Take off the fire. Add the remaining ingredients. Stir, then cover to allow the bulgur to absorb the lemon juice and soften.
Arrange on a flat plate and decorate with parsley.
NOTE: I have not tried the recipe yet. It seems to me that some water may be required or maybe you should rinse the bulgur before adding. I will clarify and post.
Ich! that is what I was looking for and I could not remember the name! thank you Ara for sharing this recipe!
GHEYMA–
This is a recipe that comes from my aunt's sister-in-law (Digin Arshalouys). My aunt married into a family of Ourfatsis and this recipe is from that region.
I am reproducing the recipe as I received it from my mom.
1 can of chickpeas
1 1/2 cups (or a little more) #1 (fine) bulgur
salt, red pepper (Aleppo is preferable)
Red pepper paste (optional)
1 can of tomato sauce
1 small onion, minced
lemon juice
2-3 green onions
Parsley (a lot)
2-3 tablespoons or a bit more than an Armenian coffee cup of tahine (sesame seed paste).
A little water.
Set aside some chickpeas for decorating.
Crush the chickpeas with a spoon or fork, leaving it fairly coarse. Add the chickpeas with the chickpea juice (from the can) to the bulgur. Set aside to soak.
After it soaks, add spices, pepper paste, tomato sauce, the onion, and mix them. Add lemon juice, green onion, and parsley. Add lemon juice or water if it is thick, to taste.
Garnish with the reserved chickpeas, minced parsley, and red pepper.
More wonderful recipes; Thank you! Please check on the "ich" recipe and let us know if water is missing from the ingredient list – dry bulgur is a bit much to swallow!

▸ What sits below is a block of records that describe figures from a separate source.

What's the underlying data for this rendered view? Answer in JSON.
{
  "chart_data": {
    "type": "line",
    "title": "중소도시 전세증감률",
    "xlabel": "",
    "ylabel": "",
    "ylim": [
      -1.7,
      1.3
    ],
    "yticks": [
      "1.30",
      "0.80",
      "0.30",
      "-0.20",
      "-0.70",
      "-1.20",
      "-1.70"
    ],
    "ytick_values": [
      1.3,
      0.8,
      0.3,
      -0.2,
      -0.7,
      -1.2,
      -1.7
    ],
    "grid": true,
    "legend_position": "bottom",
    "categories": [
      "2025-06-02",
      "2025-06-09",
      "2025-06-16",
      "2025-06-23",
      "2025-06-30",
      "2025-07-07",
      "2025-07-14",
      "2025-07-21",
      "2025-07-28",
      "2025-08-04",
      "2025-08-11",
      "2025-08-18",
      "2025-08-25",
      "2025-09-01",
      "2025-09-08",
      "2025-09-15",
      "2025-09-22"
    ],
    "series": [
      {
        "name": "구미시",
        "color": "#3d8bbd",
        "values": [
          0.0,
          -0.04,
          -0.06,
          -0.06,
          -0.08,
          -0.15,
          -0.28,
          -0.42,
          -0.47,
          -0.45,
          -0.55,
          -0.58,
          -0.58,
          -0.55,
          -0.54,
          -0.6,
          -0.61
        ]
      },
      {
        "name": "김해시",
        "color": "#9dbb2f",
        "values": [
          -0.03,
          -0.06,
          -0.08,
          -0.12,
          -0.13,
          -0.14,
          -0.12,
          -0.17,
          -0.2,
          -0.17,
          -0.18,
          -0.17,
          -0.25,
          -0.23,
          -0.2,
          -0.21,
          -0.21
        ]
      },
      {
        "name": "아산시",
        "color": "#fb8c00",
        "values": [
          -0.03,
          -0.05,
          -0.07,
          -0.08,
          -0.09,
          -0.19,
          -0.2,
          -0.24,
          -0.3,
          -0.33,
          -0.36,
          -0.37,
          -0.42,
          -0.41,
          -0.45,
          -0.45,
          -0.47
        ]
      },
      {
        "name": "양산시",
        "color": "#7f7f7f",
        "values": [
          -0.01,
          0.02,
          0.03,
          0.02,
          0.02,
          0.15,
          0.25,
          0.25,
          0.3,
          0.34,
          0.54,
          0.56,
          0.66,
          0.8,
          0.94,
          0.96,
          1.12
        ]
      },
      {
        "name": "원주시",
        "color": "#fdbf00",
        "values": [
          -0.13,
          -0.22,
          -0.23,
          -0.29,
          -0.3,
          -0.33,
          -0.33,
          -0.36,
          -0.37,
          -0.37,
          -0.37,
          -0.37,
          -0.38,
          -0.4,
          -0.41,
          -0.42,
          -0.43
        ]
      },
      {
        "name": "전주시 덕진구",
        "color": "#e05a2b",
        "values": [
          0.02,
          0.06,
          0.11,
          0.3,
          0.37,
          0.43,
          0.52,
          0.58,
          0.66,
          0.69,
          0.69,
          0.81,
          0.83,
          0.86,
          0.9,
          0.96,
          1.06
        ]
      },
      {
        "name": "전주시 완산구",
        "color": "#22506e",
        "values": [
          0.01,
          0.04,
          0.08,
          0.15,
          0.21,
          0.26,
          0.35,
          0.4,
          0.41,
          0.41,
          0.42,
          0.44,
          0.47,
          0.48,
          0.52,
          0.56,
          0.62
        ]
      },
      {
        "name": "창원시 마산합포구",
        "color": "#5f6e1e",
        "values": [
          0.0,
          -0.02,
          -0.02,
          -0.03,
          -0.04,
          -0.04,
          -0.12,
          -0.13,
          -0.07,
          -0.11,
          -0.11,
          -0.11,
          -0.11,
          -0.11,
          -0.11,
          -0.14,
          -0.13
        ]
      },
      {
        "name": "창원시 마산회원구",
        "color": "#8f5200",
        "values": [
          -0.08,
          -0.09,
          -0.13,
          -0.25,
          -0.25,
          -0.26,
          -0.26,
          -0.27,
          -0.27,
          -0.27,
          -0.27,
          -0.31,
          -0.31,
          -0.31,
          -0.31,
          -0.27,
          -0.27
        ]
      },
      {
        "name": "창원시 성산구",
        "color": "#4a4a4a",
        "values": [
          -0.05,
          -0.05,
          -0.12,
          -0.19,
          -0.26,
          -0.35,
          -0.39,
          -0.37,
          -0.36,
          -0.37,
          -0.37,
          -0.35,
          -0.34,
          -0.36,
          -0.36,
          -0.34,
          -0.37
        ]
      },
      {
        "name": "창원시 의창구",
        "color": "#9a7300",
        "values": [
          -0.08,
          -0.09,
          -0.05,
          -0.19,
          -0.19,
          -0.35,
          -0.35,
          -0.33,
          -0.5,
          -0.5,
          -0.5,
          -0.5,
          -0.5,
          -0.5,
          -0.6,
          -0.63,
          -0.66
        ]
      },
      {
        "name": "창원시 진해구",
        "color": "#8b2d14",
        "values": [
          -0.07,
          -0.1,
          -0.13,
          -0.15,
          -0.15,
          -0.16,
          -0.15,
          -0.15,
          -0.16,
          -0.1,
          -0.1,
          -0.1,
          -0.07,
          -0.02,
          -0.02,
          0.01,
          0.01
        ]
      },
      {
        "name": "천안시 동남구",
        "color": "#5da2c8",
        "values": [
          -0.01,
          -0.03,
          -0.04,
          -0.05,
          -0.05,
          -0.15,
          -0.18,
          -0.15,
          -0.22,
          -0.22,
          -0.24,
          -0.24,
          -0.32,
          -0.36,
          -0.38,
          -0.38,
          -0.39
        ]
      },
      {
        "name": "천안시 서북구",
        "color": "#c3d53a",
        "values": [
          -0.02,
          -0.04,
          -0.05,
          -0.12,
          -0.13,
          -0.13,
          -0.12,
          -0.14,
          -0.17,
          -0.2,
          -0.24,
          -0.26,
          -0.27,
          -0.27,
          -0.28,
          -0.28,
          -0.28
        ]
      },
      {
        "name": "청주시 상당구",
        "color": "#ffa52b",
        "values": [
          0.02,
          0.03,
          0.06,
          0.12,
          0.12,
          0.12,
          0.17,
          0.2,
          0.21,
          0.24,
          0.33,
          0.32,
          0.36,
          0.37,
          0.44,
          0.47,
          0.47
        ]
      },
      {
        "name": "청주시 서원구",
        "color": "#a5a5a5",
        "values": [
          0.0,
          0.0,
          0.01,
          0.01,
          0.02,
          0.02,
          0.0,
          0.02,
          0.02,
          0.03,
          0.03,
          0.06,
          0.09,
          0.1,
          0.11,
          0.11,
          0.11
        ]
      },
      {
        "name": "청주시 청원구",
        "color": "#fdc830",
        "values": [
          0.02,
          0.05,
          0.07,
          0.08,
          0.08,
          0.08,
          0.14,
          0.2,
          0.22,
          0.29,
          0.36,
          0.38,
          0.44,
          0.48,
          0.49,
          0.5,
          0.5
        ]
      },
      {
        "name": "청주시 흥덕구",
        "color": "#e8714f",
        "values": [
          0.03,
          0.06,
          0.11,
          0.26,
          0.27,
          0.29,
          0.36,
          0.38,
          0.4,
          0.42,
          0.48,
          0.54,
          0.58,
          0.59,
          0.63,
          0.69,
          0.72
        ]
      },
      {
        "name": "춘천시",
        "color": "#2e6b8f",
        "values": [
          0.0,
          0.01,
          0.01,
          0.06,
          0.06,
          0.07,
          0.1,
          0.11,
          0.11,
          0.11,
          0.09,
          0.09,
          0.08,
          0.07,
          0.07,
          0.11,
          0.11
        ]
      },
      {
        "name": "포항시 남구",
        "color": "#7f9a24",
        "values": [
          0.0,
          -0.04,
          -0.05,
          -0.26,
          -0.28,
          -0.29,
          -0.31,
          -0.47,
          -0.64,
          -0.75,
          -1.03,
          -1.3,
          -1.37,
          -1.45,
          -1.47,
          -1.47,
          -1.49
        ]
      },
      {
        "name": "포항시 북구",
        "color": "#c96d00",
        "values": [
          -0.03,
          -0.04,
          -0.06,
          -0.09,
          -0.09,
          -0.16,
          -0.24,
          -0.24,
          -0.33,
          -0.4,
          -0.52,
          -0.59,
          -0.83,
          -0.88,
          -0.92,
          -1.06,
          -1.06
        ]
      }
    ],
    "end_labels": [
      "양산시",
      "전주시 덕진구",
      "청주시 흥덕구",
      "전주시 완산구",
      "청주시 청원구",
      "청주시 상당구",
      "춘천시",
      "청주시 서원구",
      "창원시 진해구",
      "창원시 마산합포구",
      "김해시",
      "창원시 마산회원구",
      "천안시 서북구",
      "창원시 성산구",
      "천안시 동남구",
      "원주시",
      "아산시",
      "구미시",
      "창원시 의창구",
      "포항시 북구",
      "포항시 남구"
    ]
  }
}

So here is the story on water, in the ich recipe: If you follow the recipe and add the 1/2 cup of lemon juice, water should not be necessary, as the bulgur will absorb the juice from the remaining ingredients. If, after doing all this, you find the bulgur a little dry, then add a little hot water.
My mother also sent me a variant of the ich recipe. Everything is done the same way; however, decrease the amount of lemon juice and add instead pomegranate molasses, which are sweet-sour and available in Middle-Eastern markets. Also, add a fair amount of cumin in addition to the other spices ("to prevent gas", according to the recipe).
Ara, Thank you for the liquid update for the "ich" recipe – and, the gas-prevention tip!!
Pasuts dolma is great lent dish. Plus super helthy. I try to make with sour/fermented cabbage to get some good probiotics into my body since during lent you can't have yogurt.